EDITOR'S NOTE: This article was originally published in the October 2012 issue of Kiplinger's Retirement Report. To subscribe, click here.
It's that time of year -- pumpkins, goblins and, of course, Medicare open enrollment. As you sort through your cool-weather clothes, take some time to sort through your options for a Part D prescription-drug plan or a private Medicare Advantage plan.
You have from October 15 to December 7 to choose a plan for 2013. If you don't take any action, you will be automatically reenrolled in your current plan.
Even if you're happy with your current plan, check out your options -- and look beyond the premiums. The average Part D premium will remain about $30 a month, but many plans are making changes to co-payments and coverage that could boost your out-of-pocket costs. A study by PlanPrescriber, a division of broker eHealth Inc., found that the average enrollee in Part D could have saved $654 in 2012 by switching to a plan that covered the same drugs at the lowest cost.
There are few big changes to Medicare for 2013. But in the holiday spirit, Uncle Sam still has some treats for you. As part of the health care law approved in 2010, the dreaded Part D "doughnut hole," which is the period during which you must pay out-of-pocket for your drugs, continues to shrink. The discount on brand-name drugs in the coverage gap will rise to 52.5%, from 50%, in 2013. And the federal subsidy for generics will rise to 21%, from 14%.
Also, people can now change Medicare Advantage plans outside of open enrollment if they switch into a plan with a five-star quality rating. This relatively new government system assesses the quality of Advantage plans. Only 12 plans qualified in 2012, but more are expected to make the cut in 2013. Here are guidelines on making a Medicare choice.
Selecting a Part D plan. You'll choose a Part D plan if you are going with traditional Medicare coverage. Even if you expect to take the same medications as you do now, review your plan's "annual notice of change," which you should have received by the end of September. The notice will let you know if your plan will increase premiums, boost co-payments and change pricing tiers. For instance, the plan may continue to charge $30 for preferred brand-name drugs and $50 for nonpreferred brand-name drugs -- but your costs will rise if any of your medications are bumped from the preferred to the nonpreferred tier.
Then see how your plan compares with your other options. Look up the costs for Part D plans in your area using Medicare.gov's Plan Finder (www.medicare.gov/find-a-plan). Your choices for 2013 will become available in the database on October 1.
First, type in your zip code. Then type in the name of each drug; a prompt will give you choices on dosages and frequency. Once you're done, you'll see a list of all your plan choices. Only consider the plans that have your drugs on their formulary, which is the approved drug list. You will see each plan's premium, deductible and co-payments. The most important column is "estimated annual drug costs," which is a projection of your total out-of-pocket costs for the year. Your costs may be lower if you choose a mail-order pharmacy.

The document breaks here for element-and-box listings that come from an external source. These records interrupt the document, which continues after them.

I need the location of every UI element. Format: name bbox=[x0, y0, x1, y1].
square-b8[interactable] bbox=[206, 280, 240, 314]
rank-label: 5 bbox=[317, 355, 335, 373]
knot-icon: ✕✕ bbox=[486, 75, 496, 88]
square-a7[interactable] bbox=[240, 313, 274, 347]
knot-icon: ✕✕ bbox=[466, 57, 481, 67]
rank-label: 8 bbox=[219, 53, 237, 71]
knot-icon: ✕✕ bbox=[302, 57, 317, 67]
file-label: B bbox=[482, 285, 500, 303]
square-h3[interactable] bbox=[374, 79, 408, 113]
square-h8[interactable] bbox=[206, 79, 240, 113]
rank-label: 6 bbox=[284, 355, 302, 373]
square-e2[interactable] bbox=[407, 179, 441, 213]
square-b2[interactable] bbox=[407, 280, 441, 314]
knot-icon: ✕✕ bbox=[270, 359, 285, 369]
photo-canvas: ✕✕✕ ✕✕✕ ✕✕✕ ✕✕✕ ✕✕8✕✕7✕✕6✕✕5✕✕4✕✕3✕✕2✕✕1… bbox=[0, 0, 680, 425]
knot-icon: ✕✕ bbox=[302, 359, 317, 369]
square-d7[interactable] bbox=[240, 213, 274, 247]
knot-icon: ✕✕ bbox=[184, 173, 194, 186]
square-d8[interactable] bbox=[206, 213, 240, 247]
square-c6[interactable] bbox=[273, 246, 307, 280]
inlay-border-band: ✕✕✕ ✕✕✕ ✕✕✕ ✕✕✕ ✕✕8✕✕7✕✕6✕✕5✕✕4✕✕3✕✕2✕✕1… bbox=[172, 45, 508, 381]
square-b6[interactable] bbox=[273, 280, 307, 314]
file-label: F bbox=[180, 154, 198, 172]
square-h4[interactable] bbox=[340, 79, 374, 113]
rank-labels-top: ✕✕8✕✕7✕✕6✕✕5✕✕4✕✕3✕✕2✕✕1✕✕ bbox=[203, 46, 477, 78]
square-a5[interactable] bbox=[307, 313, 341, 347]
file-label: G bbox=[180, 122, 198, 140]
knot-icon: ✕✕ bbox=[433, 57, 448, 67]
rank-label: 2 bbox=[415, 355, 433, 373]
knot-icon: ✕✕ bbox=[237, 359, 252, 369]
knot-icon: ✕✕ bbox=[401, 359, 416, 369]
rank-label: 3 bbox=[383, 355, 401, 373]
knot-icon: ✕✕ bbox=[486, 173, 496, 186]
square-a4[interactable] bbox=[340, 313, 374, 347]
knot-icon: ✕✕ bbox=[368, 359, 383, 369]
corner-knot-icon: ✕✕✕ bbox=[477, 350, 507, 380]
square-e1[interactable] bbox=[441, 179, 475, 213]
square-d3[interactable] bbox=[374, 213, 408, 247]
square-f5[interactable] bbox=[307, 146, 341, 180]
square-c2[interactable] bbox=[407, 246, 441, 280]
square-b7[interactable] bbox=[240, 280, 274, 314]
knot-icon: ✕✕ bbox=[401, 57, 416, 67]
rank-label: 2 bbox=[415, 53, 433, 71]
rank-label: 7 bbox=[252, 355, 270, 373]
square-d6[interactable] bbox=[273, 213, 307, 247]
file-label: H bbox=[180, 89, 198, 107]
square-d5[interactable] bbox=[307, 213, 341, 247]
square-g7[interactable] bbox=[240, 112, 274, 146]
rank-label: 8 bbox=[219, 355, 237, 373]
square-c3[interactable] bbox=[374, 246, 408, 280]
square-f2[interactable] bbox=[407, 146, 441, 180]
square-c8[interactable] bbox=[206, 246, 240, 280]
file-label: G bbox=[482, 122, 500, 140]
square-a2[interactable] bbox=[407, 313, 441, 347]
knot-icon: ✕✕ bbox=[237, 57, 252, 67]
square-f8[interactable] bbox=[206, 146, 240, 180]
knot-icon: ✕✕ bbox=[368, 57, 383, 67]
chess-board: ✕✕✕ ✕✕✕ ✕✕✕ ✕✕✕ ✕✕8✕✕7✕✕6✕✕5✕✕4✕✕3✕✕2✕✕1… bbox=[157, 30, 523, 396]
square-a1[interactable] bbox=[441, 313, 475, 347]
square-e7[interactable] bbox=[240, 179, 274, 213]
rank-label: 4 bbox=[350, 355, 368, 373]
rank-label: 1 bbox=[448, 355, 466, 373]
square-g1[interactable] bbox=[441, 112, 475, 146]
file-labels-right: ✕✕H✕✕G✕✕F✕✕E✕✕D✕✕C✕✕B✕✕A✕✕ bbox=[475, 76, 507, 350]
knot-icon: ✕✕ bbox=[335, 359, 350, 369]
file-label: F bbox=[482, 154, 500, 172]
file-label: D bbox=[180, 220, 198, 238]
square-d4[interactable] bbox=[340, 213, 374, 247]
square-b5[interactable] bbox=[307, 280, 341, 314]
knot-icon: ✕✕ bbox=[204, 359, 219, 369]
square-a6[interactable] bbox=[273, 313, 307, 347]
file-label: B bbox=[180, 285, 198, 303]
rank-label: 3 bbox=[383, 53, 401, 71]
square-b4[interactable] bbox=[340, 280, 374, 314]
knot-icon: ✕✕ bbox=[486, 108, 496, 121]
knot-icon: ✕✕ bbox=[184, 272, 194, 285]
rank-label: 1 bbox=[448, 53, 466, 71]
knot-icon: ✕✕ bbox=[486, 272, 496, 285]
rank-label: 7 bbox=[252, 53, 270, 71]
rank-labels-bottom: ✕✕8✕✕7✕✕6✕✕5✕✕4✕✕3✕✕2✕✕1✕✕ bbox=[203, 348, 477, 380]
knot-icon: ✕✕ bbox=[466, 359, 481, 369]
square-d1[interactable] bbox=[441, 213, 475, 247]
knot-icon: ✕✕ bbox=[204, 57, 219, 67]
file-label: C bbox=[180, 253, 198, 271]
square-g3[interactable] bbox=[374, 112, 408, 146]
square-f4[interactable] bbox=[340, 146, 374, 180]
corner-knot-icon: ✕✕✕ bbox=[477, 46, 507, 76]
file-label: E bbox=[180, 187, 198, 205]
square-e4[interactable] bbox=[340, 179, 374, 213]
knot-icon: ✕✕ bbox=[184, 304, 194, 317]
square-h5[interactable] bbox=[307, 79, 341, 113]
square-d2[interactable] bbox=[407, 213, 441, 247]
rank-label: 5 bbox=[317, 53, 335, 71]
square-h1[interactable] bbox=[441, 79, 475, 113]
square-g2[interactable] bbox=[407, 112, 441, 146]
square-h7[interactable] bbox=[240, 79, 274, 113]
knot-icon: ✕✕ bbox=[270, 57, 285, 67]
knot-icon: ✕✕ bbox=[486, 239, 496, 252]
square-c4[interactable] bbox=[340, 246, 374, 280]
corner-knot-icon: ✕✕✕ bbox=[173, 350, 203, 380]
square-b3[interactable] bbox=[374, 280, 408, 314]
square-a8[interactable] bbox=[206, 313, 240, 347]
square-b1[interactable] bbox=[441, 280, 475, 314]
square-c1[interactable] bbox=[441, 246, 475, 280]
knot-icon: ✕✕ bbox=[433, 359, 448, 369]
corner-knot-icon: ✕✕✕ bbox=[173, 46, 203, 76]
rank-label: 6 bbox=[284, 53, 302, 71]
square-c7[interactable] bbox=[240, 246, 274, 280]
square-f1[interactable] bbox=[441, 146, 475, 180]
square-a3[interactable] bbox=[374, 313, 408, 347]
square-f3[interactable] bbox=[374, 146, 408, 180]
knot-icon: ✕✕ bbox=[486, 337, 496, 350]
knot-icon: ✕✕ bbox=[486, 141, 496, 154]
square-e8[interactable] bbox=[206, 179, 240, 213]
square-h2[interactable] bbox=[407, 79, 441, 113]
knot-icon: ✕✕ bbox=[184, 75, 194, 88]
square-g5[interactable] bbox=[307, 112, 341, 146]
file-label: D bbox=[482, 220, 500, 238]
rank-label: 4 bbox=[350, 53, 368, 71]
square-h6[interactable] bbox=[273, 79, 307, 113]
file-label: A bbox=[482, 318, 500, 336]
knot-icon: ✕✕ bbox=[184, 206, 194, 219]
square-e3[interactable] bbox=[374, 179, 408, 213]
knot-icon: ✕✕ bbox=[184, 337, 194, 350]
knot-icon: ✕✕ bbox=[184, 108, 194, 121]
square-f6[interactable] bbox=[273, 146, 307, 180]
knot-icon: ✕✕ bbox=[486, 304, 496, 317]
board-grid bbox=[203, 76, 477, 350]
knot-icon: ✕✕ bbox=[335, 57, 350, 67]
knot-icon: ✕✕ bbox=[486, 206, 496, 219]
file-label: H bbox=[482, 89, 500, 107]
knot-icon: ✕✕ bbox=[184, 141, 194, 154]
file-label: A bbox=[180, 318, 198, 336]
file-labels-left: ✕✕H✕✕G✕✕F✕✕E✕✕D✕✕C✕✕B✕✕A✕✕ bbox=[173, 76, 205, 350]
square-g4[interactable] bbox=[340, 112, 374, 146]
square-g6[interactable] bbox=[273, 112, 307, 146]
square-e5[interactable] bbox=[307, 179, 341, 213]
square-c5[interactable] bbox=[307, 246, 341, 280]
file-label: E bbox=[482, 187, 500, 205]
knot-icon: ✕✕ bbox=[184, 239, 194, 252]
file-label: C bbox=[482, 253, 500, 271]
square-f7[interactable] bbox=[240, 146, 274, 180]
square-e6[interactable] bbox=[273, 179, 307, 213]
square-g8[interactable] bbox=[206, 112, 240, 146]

It's especially important this year to look at your plan's preferred pharmacies. An increasing number of plans are making deals with networks of certain pharmacies to offer better rates, says Ross Blair, president of PlanPrescriber.com, a Web site that helps people compare and find information about Medicare plans. Beneficiaries should "see if their pharmacy is included in the preferred network," he says. If not, he says, it may be worthwhile to "switch pharmacies to get the network."
In 2012, for example, the Humana Walmart-Preferred Rx plan charges premiums of $15.10 a month, co-payments as low as $1 for preferred generic drugs and $5 for other generics at Walmart and Sam's Club, and no co-payment for generic drugs at RightSourceRx mail-order pharmacy. You have to pay 20% of the cost of preferred brand-name drugs at preferred pharmacies, compared with 37% at nonpreferred pharmacies. Because you get the best deals with generic drugs, ask your doctor if you can safely switch from brand-name medications.
Review your options if you've been prescribed any new medications or if any of your regular drugs, such as blockbusters Lipitor and Plavix, have gone generic over the past year. The plan that offers the best deal for the brand-name drugs may be different from the plan that offers the best deal for generics.
Also, make sure you don't have to first get prior authorization, which means your doctor must prove certain clinical criteria before the plan will approve the drug, says Cindy Polich, president of United Healthcare's Medicare and Retirement product division. Some plans also require step therapy, which will not cover a drug unless you try another drug first or your doctor shows why you can't take that other drug. If beneficiaries can't pass these hurdles, "their drugs may not be covered under the plan and they may have to pay for them out of pocket," says Polich.
Choosing a Medicare Advantage plan. The calculation becomes a bit more complicated if you're searching for an Advantage plan, which covers both drugs and medical expenses. As with Part D, look at your "annual notice of change" for information about premiums and co-payments. After typing in your zip code, go to the "Medicare Health Plan" section of the Medicare.gov Plan Finder for cost information for plans in your area. The tool will allow you to compare premiums as well as co-payments for your drugs and medical expenses based on your health status.